I’m working on an arcade game with lots of shooting and a ton of enemies. Just recently I added a number of sound effects for creatures dying and weapons being fired, and noticed that afterwards my iPhone builds suffered from a slow and steady performance drop after playing for several minutes - starting off in a healthy 25-30fps range, and slowly dwindling down to approximately half that, with noticeable dips when sounds are playing. Disabling my sound effects fixes the problem - the framerate stays consistent over very long tests, but adding the sound back in instantly causes the problem again without fail.

My file sizes for my sound effects are uncompressed to allow multiple sounds playing simultaneously, but are all very short and low fidelity to keep file sizes down. They range from 15k up to 85k, the larger ones playing less frequently.

The way I’m playing the sound is pretty straightforward - I have an AudioClip variable for each sound whos reference is assigned via the inspector, and I use the following code…

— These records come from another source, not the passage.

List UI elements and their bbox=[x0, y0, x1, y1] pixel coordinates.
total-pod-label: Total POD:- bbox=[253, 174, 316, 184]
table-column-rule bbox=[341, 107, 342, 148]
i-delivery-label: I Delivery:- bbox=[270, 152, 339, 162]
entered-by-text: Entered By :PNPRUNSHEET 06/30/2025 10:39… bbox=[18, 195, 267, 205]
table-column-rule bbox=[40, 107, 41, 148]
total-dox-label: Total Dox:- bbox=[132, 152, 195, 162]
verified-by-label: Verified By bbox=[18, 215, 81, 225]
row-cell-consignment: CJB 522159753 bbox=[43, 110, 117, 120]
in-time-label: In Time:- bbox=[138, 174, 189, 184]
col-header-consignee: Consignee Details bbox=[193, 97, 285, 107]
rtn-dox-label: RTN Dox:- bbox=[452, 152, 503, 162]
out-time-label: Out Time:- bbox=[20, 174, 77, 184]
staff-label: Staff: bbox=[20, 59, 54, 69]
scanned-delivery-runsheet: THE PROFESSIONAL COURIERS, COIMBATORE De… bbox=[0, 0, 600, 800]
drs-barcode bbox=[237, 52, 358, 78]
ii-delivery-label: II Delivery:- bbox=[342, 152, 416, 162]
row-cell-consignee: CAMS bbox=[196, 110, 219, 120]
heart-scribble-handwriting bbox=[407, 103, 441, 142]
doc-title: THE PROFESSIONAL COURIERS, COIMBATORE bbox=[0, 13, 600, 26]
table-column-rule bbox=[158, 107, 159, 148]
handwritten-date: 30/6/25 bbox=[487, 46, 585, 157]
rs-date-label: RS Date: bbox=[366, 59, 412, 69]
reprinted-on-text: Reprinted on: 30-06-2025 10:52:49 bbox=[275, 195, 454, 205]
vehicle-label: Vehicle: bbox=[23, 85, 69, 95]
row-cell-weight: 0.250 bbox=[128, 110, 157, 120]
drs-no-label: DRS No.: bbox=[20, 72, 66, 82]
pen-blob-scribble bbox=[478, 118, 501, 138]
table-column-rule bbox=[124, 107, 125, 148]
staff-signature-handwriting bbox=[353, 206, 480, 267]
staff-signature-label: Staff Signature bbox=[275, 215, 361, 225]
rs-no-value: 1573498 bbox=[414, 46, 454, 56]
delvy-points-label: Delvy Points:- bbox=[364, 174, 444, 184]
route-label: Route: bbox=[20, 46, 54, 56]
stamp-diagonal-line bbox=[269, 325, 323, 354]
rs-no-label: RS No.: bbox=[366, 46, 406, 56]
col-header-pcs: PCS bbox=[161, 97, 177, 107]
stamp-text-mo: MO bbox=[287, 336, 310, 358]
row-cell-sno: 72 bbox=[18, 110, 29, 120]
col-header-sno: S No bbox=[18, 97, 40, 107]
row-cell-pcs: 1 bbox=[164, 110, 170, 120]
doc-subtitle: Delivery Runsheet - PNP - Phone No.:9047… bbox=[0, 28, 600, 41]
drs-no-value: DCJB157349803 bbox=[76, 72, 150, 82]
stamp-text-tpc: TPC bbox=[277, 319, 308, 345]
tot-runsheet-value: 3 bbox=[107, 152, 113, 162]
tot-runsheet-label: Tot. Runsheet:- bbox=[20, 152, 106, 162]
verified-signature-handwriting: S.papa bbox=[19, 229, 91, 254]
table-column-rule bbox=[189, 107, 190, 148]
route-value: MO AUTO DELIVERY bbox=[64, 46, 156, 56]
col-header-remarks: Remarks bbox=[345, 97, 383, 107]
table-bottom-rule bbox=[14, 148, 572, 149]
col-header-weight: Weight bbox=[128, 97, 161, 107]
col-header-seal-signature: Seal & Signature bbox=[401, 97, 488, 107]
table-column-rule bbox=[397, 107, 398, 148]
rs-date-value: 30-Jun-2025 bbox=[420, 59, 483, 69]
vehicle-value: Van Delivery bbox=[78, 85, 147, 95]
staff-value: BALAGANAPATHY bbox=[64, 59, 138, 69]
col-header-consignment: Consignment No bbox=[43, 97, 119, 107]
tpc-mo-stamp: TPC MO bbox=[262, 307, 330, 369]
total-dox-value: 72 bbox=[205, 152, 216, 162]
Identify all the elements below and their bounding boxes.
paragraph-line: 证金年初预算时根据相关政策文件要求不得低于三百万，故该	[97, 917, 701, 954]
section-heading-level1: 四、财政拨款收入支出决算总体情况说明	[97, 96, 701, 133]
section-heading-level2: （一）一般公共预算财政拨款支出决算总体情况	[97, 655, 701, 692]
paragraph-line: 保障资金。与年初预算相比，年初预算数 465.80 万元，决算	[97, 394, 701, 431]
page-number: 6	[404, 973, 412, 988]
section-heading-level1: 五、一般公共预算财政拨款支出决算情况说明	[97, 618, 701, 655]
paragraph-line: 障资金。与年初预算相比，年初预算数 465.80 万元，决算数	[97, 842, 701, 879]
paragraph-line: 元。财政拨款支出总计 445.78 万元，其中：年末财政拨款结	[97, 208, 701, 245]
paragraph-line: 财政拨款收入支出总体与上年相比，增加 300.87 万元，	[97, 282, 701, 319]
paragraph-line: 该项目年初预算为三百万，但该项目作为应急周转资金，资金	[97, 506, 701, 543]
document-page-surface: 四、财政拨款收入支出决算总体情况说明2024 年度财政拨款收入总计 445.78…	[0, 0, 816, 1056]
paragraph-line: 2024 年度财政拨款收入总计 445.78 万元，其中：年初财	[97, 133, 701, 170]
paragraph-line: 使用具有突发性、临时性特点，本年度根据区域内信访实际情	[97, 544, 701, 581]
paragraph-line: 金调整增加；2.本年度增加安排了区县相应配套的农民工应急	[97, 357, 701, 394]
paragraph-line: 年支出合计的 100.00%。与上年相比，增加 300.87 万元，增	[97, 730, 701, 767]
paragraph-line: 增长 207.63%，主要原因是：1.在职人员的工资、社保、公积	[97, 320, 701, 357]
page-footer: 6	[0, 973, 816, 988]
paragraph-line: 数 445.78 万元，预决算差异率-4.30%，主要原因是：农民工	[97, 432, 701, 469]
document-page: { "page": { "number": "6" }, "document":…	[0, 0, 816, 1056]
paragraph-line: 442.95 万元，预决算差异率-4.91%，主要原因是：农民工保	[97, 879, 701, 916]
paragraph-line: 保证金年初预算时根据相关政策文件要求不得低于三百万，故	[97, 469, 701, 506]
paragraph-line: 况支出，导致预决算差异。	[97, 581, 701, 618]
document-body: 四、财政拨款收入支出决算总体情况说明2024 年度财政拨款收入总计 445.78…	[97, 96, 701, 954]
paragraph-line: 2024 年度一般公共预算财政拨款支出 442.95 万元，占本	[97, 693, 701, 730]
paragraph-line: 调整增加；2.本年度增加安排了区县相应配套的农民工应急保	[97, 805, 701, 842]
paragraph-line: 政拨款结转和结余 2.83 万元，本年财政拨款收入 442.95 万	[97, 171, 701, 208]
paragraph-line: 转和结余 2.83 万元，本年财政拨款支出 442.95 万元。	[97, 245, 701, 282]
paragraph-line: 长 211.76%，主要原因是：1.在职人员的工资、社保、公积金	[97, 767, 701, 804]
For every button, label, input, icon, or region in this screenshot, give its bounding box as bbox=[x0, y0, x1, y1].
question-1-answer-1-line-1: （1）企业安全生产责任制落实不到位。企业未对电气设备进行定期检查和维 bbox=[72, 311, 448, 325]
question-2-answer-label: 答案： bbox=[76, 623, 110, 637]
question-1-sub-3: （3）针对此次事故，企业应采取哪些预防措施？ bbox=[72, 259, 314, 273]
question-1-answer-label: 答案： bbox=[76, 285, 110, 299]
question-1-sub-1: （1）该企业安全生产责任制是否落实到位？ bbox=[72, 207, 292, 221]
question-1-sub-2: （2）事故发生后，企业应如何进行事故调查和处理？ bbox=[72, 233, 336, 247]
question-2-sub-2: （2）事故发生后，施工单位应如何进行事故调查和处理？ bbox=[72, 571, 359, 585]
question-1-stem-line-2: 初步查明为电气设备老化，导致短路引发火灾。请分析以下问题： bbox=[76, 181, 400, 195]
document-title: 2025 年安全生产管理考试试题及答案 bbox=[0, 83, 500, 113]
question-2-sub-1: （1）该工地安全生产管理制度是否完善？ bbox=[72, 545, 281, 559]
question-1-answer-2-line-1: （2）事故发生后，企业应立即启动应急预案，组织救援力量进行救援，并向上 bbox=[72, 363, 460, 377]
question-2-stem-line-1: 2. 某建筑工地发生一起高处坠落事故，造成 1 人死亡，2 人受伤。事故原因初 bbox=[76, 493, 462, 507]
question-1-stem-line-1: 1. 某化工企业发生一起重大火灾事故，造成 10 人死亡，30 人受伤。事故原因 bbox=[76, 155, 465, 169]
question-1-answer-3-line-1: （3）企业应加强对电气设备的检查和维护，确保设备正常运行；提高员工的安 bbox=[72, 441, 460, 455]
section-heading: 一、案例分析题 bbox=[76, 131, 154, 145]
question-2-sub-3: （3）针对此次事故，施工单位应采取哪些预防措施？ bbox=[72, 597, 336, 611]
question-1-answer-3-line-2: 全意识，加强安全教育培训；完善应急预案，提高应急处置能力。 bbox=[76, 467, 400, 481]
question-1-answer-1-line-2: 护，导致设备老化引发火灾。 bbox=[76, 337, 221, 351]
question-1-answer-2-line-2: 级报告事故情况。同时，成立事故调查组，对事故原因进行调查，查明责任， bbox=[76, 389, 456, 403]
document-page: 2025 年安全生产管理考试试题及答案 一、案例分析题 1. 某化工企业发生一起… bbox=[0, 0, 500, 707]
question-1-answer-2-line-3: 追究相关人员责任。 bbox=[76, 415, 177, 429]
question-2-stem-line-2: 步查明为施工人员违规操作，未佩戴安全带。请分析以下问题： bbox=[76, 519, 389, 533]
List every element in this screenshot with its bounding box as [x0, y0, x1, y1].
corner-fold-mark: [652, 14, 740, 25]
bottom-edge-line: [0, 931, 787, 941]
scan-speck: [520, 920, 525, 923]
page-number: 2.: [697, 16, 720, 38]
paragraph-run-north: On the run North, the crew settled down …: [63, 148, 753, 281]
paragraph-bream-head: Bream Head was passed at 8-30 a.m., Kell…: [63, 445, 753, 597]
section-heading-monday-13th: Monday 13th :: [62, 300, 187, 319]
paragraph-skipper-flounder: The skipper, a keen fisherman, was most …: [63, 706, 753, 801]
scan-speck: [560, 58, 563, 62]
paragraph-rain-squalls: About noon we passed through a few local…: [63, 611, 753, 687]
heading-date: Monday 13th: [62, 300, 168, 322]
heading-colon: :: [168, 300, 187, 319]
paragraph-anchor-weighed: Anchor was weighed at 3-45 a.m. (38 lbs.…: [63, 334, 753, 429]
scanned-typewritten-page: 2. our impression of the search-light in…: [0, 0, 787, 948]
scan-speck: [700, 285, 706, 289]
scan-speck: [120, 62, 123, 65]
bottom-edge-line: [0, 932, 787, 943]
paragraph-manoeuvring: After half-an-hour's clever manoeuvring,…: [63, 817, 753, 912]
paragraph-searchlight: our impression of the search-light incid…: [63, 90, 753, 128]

audio.PlayOneShot(variableName);

… to play them through my main audio source, which also has my audio listener attached.

By the time my framerate has deteriorated significantly, I’ve probably played some of these tiny 15k sound files a couple hundred times. This seems like it shouldn’t be that big of a deal though, arcade games kinda need to play a lot of sounds over and over… is the way I’m playing these sounds potentially causing some kind of memory leak?

Don’t use playoneshot.

Use:
audio.clip = mysound
audio.Play()

What about overlapping the same sound effect over itself? I should think the garbage collector should get rid of all the one-shot audio clips that were done playing.

Mr Animator could you submit a bug please.

As BlackSp1der suggested, playoneshot is the culprit.

After switching my scripts to use audio.Play() instead of audio.PlayOneShot(), the gradual loss of performance has been solved. I even did an extra long stress test to be sure, and my fps never faltered. This definitely sounds like a bug in PlayOneShot, and I’ve submitted a report, ReJ.

Rather than constantly swapping my audio.clip though, I chose to have a handful of empty game objects, each with their own audiosource component with different clips selected. So instead of having variables pointing to different audioClips like before, I now have variables pointing to different audioSource components, which allows me to play different ones simultaneously. And for certain sounds that need to be able to play over themselves (like rapidly firing weapons), I can just use two seperate audiosources and toggle back and forth between them.